Wifi/Strom: ★★★☆☆. Brussels Airlines bietet (noch) kein Wifi an. Während wir das in der Economy und Premium Economy akzeptabel finden, gehört das Angebot für uns heute in der Business Class, wo Menschen arbeiten wollen, einfach dazu. Das gibt deutlichen Abzug. Eine Steckdose und eine USB-Buchse zum Laden von Geräten sind vorhanden.

Extras: ★★★★☆. Beim Einsteigen liegen eine dicke Decke und ein großes Kissen bereits bereit. Eine Unterlage gibt es bei Brussels Airlines nicht. Business-Reisende bekommen ein Amenity-Kit, dessen Inhalt eher spartanisch ist. Enthalten sind die Klassiker Zahnpasta und -bürste, Schlafbrille, Socken, Handcreme, Lippenbalsam und ein Stift. Ohrstöpsel fehlten (zumindest bei uns). Hier bieten Konkurrenten inzwischen mehr. Verpackt ist das Ganze in einem simplen Beutel ohne Designansprüche. Das ist etwas enttäuschend. Allerdings hat er einen Vorteil: Der Beutel ist genug groß, damit man ihn auch wieder einmal als Wochenend-Kulturbeutel verwenden kann.

Gesamtnote: 4,2 – Gut
(Skala: Sehr gut = über 4,5, Gut = 3,7 bis 4,4, Befriedigend = 2,7 bis 3,6, Schlecht = 2,0 bis 2,6, Sehr schlecht = unter 2,0)

Fazit: Die Business Class von Brussels Airlines kann locker mit der der größeren Konkurrenten mithalten. Sie überraschte uns mit einem sehr guten Service und kleinen, feinen Details. Vor allem, wer zu weniger bekannten Zielen in Afrika fliegen will, der findet hier sicherlich ein attraktives Angebot, sofern auch der Preis stimmt.

In der oben stehenden Bildergalerie sehen Sie weitere Bilder aus der Business Class von Brussels Airlines.

Der Testflug verursachte 658 Kilogramm CO2. Wie bei allen Dienstreisen kompensierte aeroTELEGRAPH diese Emissionen durch die Unterstützung von Aufforstungsprojekten und des Kaufs von Biokerosin über den Kompensationsanbieter Compensaid.

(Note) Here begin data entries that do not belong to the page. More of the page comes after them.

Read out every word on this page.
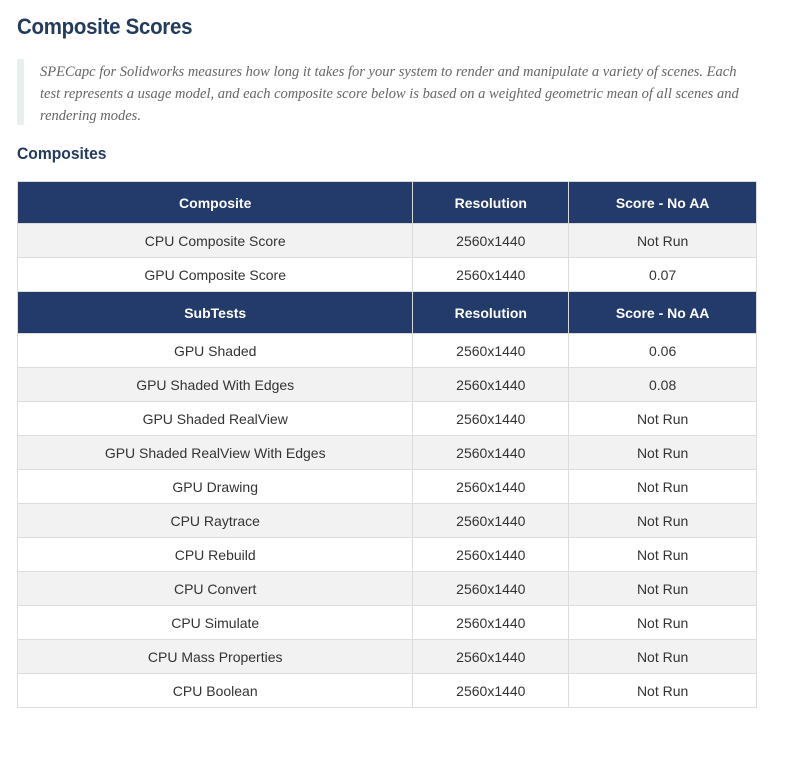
Composite Scores

SPECapc for Solidworks measures how long it takes for your system to render and manipulate a variety of scenes. Each test represents a usage model, and each composite score below is based on a weighted geometric mean of all scenes and rendering modes.

Composites
Composite	Resolution	Score - No AA
CPU Composite Score	2560x1440	Not Run
GPU Composite Score	2560x1440	0.07
SubTests	Resolution	Score - No AA
GPU Shaded	2560x1440	0.06
GPU Shaded With Edges	2560x1440	0.08
GPU Shaded RealView	2560x1440	Not Run
GPU Shaded RealView With Edges	2560x1440	Not Run
GPU Drawing	2560x1440	Not Run
CPU Raytrace	2560x1440	Not Run
CPU Rebuild	2560x1440	Not Run
CPU Convert	2560x1440	Not Run
CPU Simulate	2560x1440	Not Run
CPU Mass Properties	2560x1440	Not Run
CPU Boolean	2560x1440	Not Run
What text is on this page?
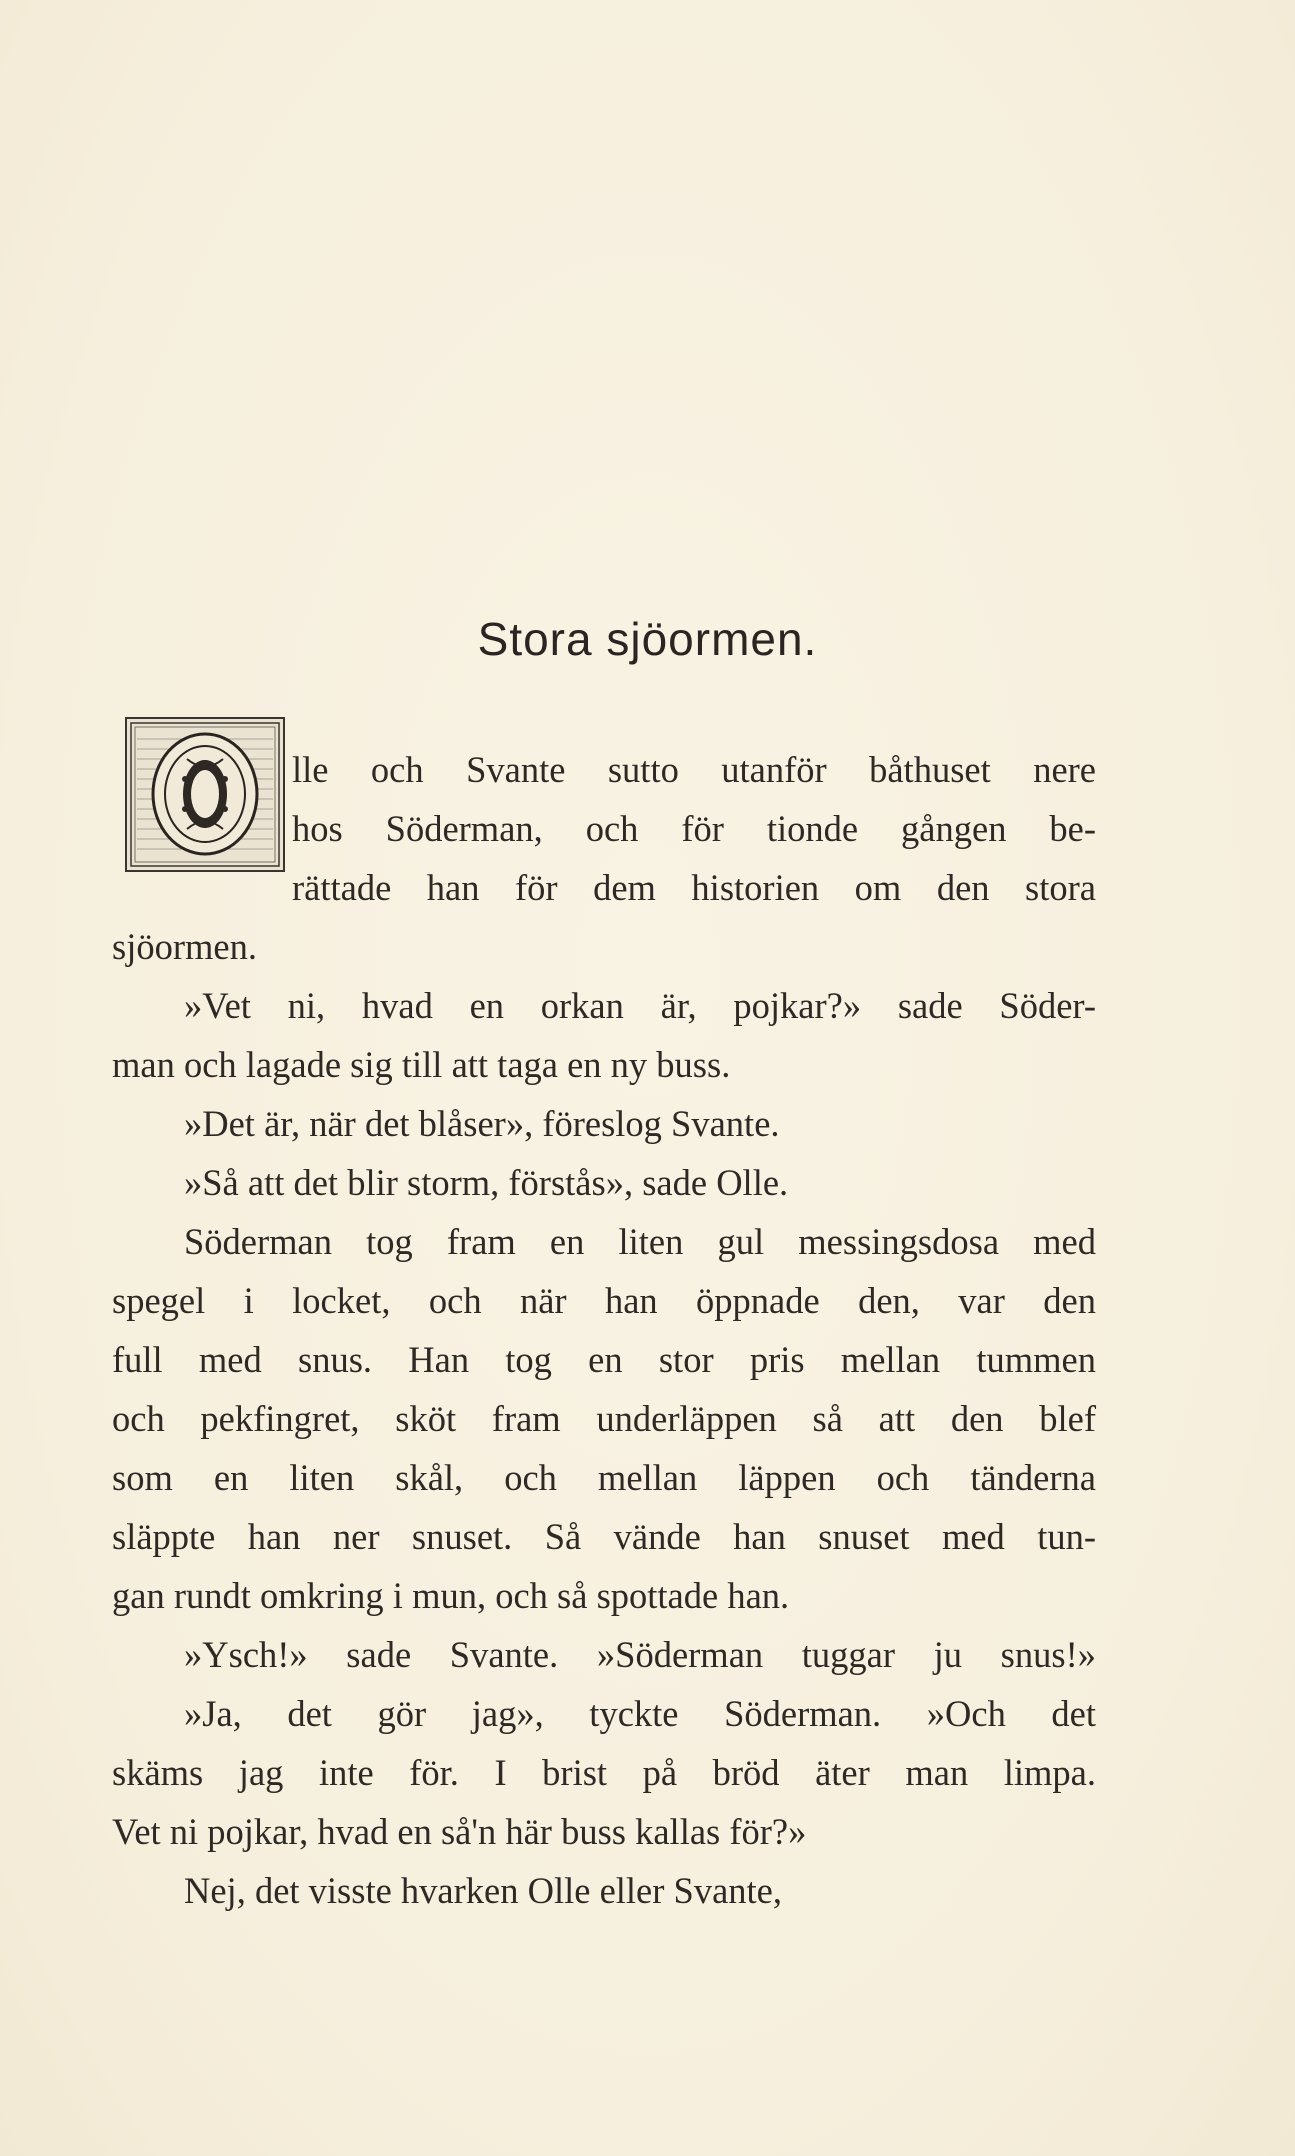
Stora sjöormen.
lle och Svante sutto utanför båthuset nere
hos Söderman, och för tionde gången be-
rättade han för dem historien om den stora
sjöormen.
»Vet ni, hvad en orkan är, pojkar?» sade Söder-
man och lagade sig till att taga en ny buss.
»Det är, när det blåser», föreslog Svante.
»Så att det blir storm, förstås», sade Olle.
Söderman tog fram en liten gul messingsdosa med
spegel i locket, och när han öppnade den, var den
full med snus. Han tog en stor pris mellan tummen
och pekfingret, sköt fram underläppen så att den blef
som en liten skål, och mellan läppen och tänderna
släppte han ner snuset. Så vände han snuset med tun-
gan rundt omkring i mun, och så spottade han.
»Ysch!» sade Svante. »Söderman tuggar ju snus!»
»Ja, det gör jag», tyckte Söderman. »Och det
skäms jag inte för. I brist på bröd äter man limpa.
Vet ni pojkar, hvad en så'n här buss kallas för?»
Nej, det visste hvarken Olle eller Svante,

Das Flugticket für diesen Test wurde von Brussels Airlines zur Verfügung gestellt. Die Tester von aeroTELEGRAPH hatten bei ihrem Urteil trotzdem freie Hand. Die Fluggesellschaft nahm weder Einfluss auf den Inhalt des Artikels noch stellte sie irgendwelche Bedingungen. Das würde dem Verhaltenskodex von aeroTELEGRAPH widersprechen.